Save the tokenizer along with the model, so everything is packed in the same place:

```python

> tokenizer.save_pretrained("./mytunned_model")

```

This will avoid the requirement to manually load the tokenizer on each further operation.

And later be recovered:

```python

> from transformers import AutoModelForQuestionAnswering

> model = AutoModelForQuestionAnswering.from_pretrained("./mytunned_model")

```

#### 4. Extracting with the model.

```python

> from transformers import AutoTokenizer

> tokenizer = AutoTokenizer.from_pretrained("deepset/roberta-base-squad2")

> from emodels.datasets.hugging import QuestionAnswerer

> question_answerer = QuestionAnswerer("./mytunned_model")

> question_answerer.answer(question="Which is the name?", context=)

```

#### 5. Evaluating the model.

Optionally, evaluate the extraction with the base untunned model:

```python

> from emodels.datasets.hugging import evaluate

> evaluate(eds.iter(), model_path="deepset/roberta-base-squad2")

```

This will return a score dictionary, one item per dataset bucket. Then, do the same for the tunned model:

```python

> evaluate(eds.iter(), model="./mytunned_model")

```

if everything went ok, the score of the tunned model should be bigger than the pretrained one.

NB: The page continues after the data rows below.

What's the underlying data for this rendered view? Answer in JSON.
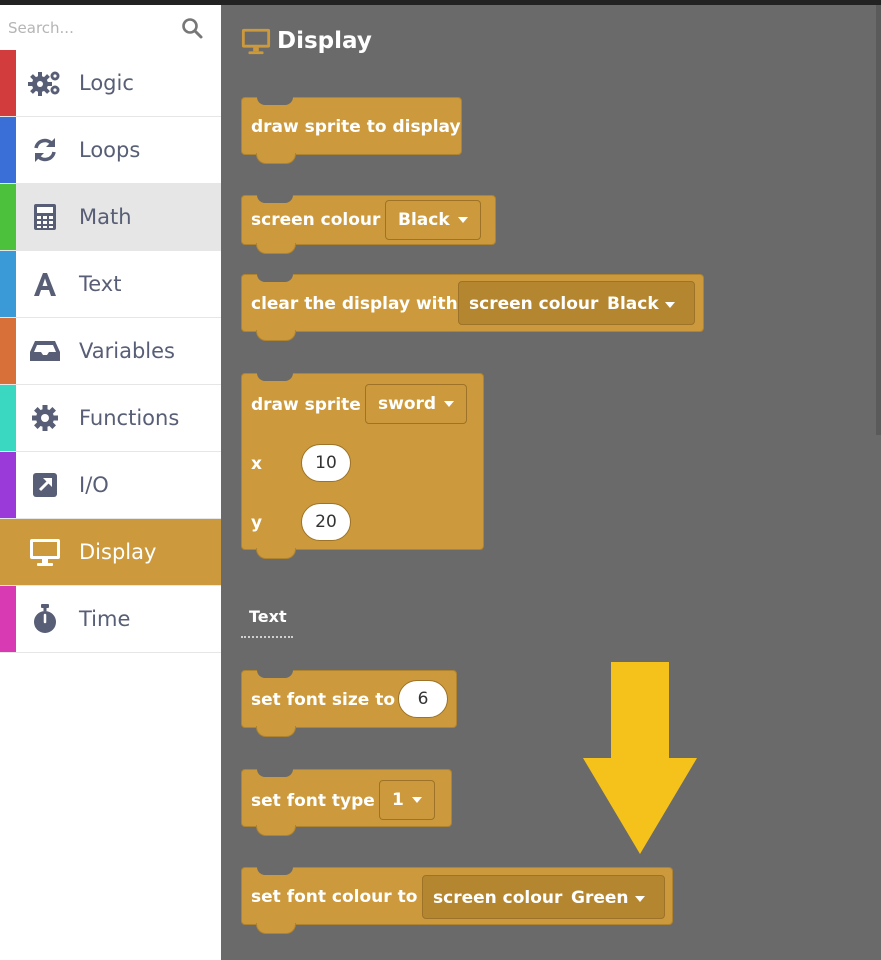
{
  "search": {
    "placeholder": "Search..."
  },
  "categories": [
    {
      "label": "Logic",
      "icon": "gears-icon",
      "color": "#d23c3c"
    },
    {
      "label": "Loops",
      "icon": "refresh-icon",
      "color": "#3a6fd8"
    },
    {
      "label": "Math",
      "icon": "calculator-icon",
      "color": "#4cc23c"
    },
    {
      "label": "Text",
      "icon": "text-a-icon",
      "color": "#3a9ad8"
    },
    {
      "label": "Variables",
      "icon": "inbox-icon",
      "color": "#d8703a"
    },
    {
      "label": "Functions",
      "icon": "gear-icon",
      "color": "#3ad8c0"
    },
    {
      "label": "I/O",
      "icon": "external-link-icon",
      "color": "#9a3ad8"
    },
    {
      "label": "Display",
      "icon": "monitor-icon",
      "color": "#cc9a3c"
    },
    {
      "label": "Time",
      "icon": "stopwatch-icon",
      "color": "#d83ab4"
    }
  ],
  "colors": {
    "block": "#cc9a3c",
    "workspace": "#6a6a6a",
    "arrow": "#f5c21c"
  },
  "flyout": {
    "title": "Display",
    "blocks": {
      "draw_sprite_display": "draw sprite to display",
      "screen_colour": {
        "label": "screen colour",
        "value": "Black"
      },
      "clear_display": {
        "label": "clear the display with",
        "inner_label": "screen colour",
        "inner_value": "Black"
      },
      "draw_sprite": {
        "label": "draw sprite",
        "sprite": "sword",
        "x_label": "x",
        "x_value": "10",
        "y_label": "y",
        "y_value": "20"
      }
    },
    "section": "Text",
    "text_blocks": {
      "font_size": {
        "label": "set font size to",
        "value": "6"
      },
      "font_type": {
        "label": "set font type",
        "value": "1"
      },
      "font_colour": {
        "label": "set font colour to",
        "inner_label": "screen colour",
        "inner_value": "Green"
      }
    }
  }
}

This evaluation is different than the one performed by trainer.evaluate() above. While the last evaluates by comparing

indexes results, which are the output and target of the model, the one here evaluates actual results as extracted text.

The above line performs a full evaluation on training and test buckets contained in the provided dataset. You can also perform

partial evaluations, by specifying either training or test bucket, and the fields over which you want to perform the evaluation.

## html2text module

This is a modified and tuned copy of the html2text python library, with modifications required to work for the purpose of this package. You won't usually need to import this module directly. It is

mostly there for correct working of the other modules in this package.